«Yo nunca me he imaginado dando un golpe de timón a la historia». Estas palabras del entonces cardenal Ratzinger, hoy Benedicto XVI, forman parte de La Sal de la tierra (1997), fruto de sus conversaciones con el periodista alemán Peter Seewald. Hoy, todavía conmocionados por el anuncio del fin de su pontificado, podemos afirmar, sin miedo a equivocarnos, que quizá no haya dado «un golpe de timón» pero ha conducido con firmeza y suavidad la barca de Pedro. Y en algunos aspectos, sí ha dejado una huella indeleble, por ejemplo, en sus catequesis, en sus tres encíclicas sobre la caridad, la esperanza y la verdad, en sus encuentros con los jóvenes (inolvidable la adoración al Santísimo en Cuatro Vientos), la manera de abordar problemas como los abusos sexuales por parte de sacerdotes (provocando la dimisión en cadena de los obispos que no estuvieron a la altura de las circunstancias y reuniéndose con las víctimas), en su pedagogía.

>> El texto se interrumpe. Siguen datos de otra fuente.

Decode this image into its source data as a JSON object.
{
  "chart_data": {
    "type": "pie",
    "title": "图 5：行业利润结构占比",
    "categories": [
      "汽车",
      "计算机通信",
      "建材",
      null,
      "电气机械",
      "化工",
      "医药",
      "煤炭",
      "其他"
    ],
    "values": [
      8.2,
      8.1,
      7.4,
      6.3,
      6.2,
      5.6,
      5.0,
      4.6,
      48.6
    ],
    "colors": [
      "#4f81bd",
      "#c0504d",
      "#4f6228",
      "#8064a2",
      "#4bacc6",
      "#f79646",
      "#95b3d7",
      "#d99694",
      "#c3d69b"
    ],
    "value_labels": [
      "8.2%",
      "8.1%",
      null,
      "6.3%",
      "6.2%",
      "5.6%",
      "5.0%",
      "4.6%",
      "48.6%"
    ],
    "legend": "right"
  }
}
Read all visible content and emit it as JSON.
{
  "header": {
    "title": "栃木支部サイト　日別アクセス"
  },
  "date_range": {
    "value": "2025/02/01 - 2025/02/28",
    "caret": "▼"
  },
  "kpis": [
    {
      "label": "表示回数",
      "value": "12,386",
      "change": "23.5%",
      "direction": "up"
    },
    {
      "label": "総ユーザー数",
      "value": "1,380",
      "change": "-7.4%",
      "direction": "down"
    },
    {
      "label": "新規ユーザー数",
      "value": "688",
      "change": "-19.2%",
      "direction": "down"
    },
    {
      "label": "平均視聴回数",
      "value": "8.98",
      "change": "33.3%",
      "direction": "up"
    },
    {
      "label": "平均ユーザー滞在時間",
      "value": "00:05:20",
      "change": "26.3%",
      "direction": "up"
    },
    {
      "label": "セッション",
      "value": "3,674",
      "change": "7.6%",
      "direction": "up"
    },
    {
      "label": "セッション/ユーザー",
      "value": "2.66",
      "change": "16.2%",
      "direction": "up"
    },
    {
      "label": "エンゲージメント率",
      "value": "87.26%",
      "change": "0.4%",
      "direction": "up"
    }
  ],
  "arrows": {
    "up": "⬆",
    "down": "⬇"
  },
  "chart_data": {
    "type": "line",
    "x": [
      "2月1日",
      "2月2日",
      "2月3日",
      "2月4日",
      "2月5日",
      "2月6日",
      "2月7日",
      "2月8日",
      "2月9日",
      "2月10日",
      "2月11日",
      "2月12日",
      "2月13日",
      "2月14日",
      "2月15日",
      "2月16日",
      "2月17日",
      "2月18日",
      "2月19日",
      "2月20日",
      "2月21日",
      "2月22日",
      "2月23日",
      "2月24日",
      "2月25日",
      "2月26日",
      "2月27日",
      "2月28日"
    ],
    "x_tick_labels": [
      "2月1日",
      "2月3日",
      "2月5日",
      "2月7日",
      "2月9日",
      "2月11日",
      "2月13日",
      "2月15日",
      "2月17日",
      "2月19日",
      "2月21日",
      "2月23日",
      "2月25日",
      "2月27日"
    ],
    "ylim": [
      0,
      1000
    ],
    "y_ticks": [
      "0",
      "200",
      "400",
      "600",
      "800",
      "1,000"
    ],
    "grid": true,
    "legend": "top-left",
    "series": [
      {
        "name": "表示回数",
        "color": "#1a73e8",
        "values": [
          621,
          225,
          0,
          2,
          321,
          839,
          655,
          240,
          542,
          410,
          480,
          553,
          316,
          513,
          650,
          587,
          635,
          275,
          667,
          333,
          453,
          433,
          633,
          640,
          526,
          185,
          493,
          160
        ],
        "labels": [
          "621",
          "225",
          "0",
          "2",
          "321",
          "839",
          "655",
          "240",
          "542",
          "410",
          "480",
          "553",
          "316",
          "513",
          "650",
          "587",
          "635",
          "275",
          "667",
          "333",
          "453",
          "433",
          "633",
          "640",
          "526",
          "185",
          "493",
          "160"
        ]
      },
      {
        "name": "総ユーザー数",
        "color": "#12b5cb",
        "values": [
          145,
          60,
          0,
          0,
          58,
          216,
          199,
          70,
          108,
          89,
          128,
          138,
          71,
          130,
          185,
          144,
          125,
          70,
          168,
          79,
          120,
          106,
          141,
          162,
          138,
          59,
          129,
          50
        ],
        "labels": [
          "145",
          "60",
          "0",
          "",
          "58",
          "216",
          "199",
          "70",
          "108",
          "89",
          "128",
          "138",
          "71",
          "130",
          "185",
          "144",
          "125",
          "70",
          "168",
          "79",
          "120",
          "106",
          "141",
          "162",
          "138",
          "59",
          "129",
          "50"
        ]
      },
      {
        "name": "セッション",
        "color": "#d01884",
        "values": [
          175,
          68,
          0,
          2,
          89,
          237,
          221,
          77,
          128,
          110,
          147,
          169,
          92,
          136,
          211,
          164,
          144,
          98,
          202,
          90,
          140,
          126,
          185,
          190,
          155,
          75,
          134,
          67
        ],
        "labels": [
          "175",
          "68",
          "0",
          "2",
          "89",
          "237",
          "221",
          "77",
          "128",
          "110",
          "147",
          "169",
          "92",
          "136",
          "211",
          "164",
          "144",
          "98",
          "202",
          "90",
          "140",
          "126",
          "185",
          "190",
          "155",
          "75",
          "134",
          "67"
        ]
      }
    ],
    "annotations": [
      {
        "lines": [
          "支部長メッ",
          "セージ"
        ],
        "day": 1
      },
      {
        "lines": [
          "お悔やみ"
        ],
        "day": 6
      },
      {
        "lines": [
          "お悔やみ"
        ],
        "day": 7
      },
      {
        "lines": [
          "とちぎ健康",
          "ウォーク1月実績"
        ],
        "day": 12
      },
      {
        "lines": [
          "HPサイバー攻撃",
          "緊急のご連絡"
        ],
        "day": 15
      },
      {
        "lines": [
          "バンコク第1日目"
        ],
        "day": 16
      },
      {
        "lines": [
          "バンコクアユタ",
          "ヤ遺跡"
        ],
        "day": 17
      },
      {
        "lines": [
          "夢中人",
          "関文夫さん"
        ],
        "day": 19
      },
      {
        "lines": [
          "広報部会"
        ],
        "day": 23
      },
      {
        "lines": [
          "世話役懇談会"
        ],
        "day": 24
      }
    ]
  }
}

La primera referencia a un documento de Benedicto XVI en esta web corresponde a diciembre de 2006 y comentábamos el Mensaje para la Jornada Mundial de la Paz que llevaba por título La persona humana, corazón de la paz. Tuvimos ocasión de glosar más tarde la encíclica  Caritas in veritate, en la que el Papa definía magistralmente el concepto de «bien común» como el bien de todos nosotros, formado por individuos, familias y grupos intermedios que se unen en comunidad social.

En 2010 reproducíamos el discurso de Benedicto XVI a los miembros del Consejo Pontificio para los Laicos en el que reclamaba la necesidad de políticos auténticamente cristianos. Nos sumamos en junio de 2010 a la iniciativa Bienvenido Benedicto XVI  viajando a Barcelona  y recibiéndole; meditamos sobre sus palabras, que fueron un verdadero aldabonazo  y un torrente de gracia.

También hicimos referencia a algunos de sus discursos en Reino Unido, por ejemplo sobre la excelencia educativa y católicos en el foro público.  Recogimos su defensa de la libertad de educación,  sus profundas y sencillas reflexiones sobre la Navidad y su afirmación de la conciencia como clave para la construcción del bien común.

La JMJ de Madrid nos permitió seguir día a día las intervenciones del Papa: a las religiosas, a las autoridades, a los profesores universitarios, a los seminaristas, a los enfermos y discapacitados, a los jóvenes, nos despedimos y escuchamos sus últimos encargos.

El discurso al Cuerpo Diplomático de enero de 2012 mereció dos artículos (Las claves de lo que está pasando)  en nuestro blog. El viaje de Su Santidad a México y Cuba también mereció nuestra atención al igual que su vista a El Líbano. El año 2013 lo inauguramos con el Mensaje para la Jornada Mundial de la Paz que llevaba por título Bienaventurados los que trabajan por la paz.  Y el 6 de enero recordábamos la definición de los Reyes Magos hecha por el Papa: «predecesores de los buscadores de la verdad, propios de todos los tiempos».

Protagonista, pues, de estos inicios del milenio, Benedicto XVI ha anunciado ayer su renuncia; en medio de las especulaciones, los análisis y los juicios, los creyentes sabemos que Dios tiene la última palabra sobre la historia y proporcionará a su Iglesia un nuevo timonel para la barca, una roca firme en la que asentarnos. Entre tanto, Pedro sigue siendo hoy Benedicto XVI, de quien tomamos una frase para desconcertar a los poderosos y a los que ya hacen cábalas sobre la Iglesia como factor de poder y los pontífices como príncipes: «la elección de lo humilde caracteriza la historia de Dios con el ser humano». En abril de 2005 Benedicto XVI fue la elección de Dios.